The main contributors to growth in the five sectors that grew are public other new work, which grew by 4.4%, and public housing repair and maintenance which grew by 4.0%.
Surveys showed that rain and cold temperatures at the start of February suppressed work, while the second half of the month was drier and warmer which facilitated faster work and is anecdotally attributed to the growth seen in the month.
The survey saw an improved response rate up to 79.7% over the 73.1% in January.
A bright spot- but not out of the woods yet
David Morrison, senior market analyst at FCA-regulated fintech and financial services provider, Trade Nation, said: “Monthly GDP is estimated to have grown by 0.5% in February with growths seen across all main sectors. This comes after seeing no growth in GDP in January. Production services saw the largest growth at 1.5%, with construction seeing a 0.4% growth and services 0.3%.
“Finally there’s some good news for UK Chancellor Rachel Reeves. But it’s also the case that one number doesn’t make a trend. The outlook for the UK economy remains downbeat, with the added uncertainty of the effects of Trump’s watered-down tariffs. Amid the ongoing tariff chaos, the market reaction to the better-than-expected data was understandably muted. Sterling briefly spiked higher, while the FTSE 100 futures added to gains as they followed the overnight rally in US stock index futures.”

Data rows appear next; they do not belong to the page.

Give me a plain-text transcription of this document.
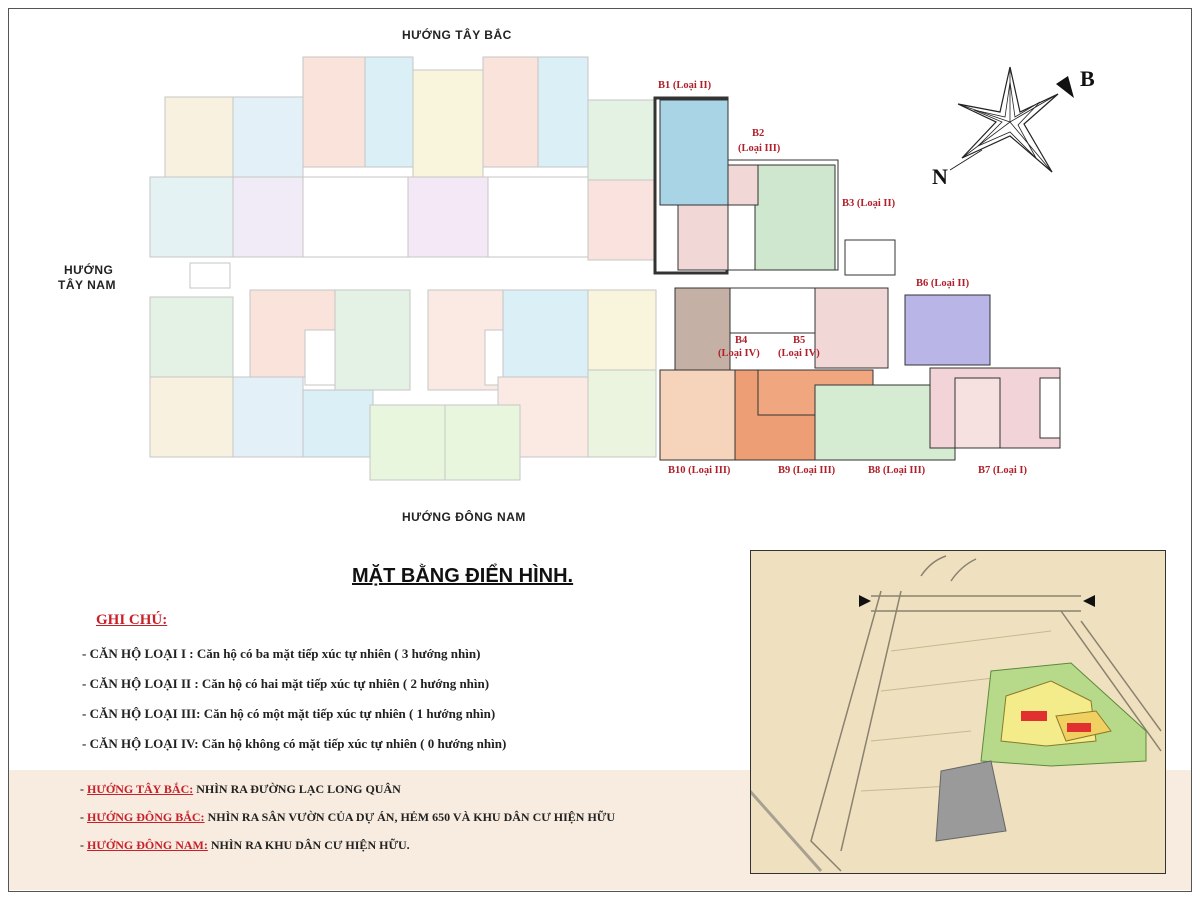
HƯỚNG TÂY BẮC
HƯỚNG
TÂY NAM
HƯỚNG ĐÔNG NAM
B1 (Loại II)
B2
(Loại III)
B3 (Loại II)
B4
(Loại IV)
B5
(Loại IV)
B6 (Loại II)
B7 (Loại I)
B8 (Loại III)
B9 (Loại III)
B10 (Loại III)
B
N
MẶT BẰNG ĐIỂN HÌNH.
GHI CHÚ:
- CĂN HỘ LOẠI I : Căn hộ có ba mặt tiếp xúc tự nhiên ( 3 hướng nhìn)
- CĂN HỘ LOẠI II : Căn hộ có hai mặt tiếp xúc tự nhiên ( 2 hướng nhìn)
- CĂN HỘ LOẠI III: Căn hộ có một mặt tiếp xúc tự nhiên ( 1 hướng nhìn)
- CĂN HỘ LOẠI IV: Căn hộ không có mặt tiếp xúc tự nhiên ( 0 hướng nhìn)
- HƯỚNG TÂY BẮC: NHÌN RA ĐƯỜNG LẠC LONG QUÂN
- HƯỚNG ĐÔNG BẮC: NHÌN RA SÂN VƯỜN CỦA DỰ ÁN, HẺM 650 VÀ KHU DÂN CƯ HIỆN HỮU
- HƯỚNG ĐÔNG NAM: NHÌN RA KHU DÂN CƯ HIỆN HỮU.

The ONS stats February 2025 are from a period before economic uncertainty grew due to new tariffs announced by Donald Trump earlier this month.
The UK has received a 10% tariff, causing concern for many industry leaders, including the construction industry.
In response to tariffs, Viki Bell, CEO of the Construction Equipment Association (CEA), said: “The introduction of a 10% tariff on UK goods, with higher levels on automotive, steel, and other metals exported to the US, is deeply concerning, particularly given the existing pressures manufacturers face. With surging operational costs, high energy prices, and ongoing skills shortages already squeezing businesses, these tariffs risk exacerbating an already challenging situation. The situation for our members in Northern Ireland is more complicated, and it will take time to understand the complexities of that area.
“Historically, UK-US trade relations have supported growth, jobs, and innovation across both our economies. Our government has been keen to stress this morning that they are ‘engaging with the Trump administration to press the case for alleviation and are well advanced.’ Now is certainly not the time for measures that undermine this long-standing, mutually beneficial partnership and disrupt crucial supply chains that span multiple markets. We support the sentiment that this is not the time for a trade war.
“It could undoubtedly have been worse—but, as always, the devil is in the detail. In the coming days, we’ll closely examine precisely how these tariffs will impact construction equipment manufacturers and their integrated supply chains.
“We urge the government to act swiftly, provide clarity for businesses, and establish a dedicated Tariffs Taskforce, similar to those successfully implemented during the Brexit process. This would help our industry navigate these tariffs practically and swiftly, minimising disruption at a crucial time.”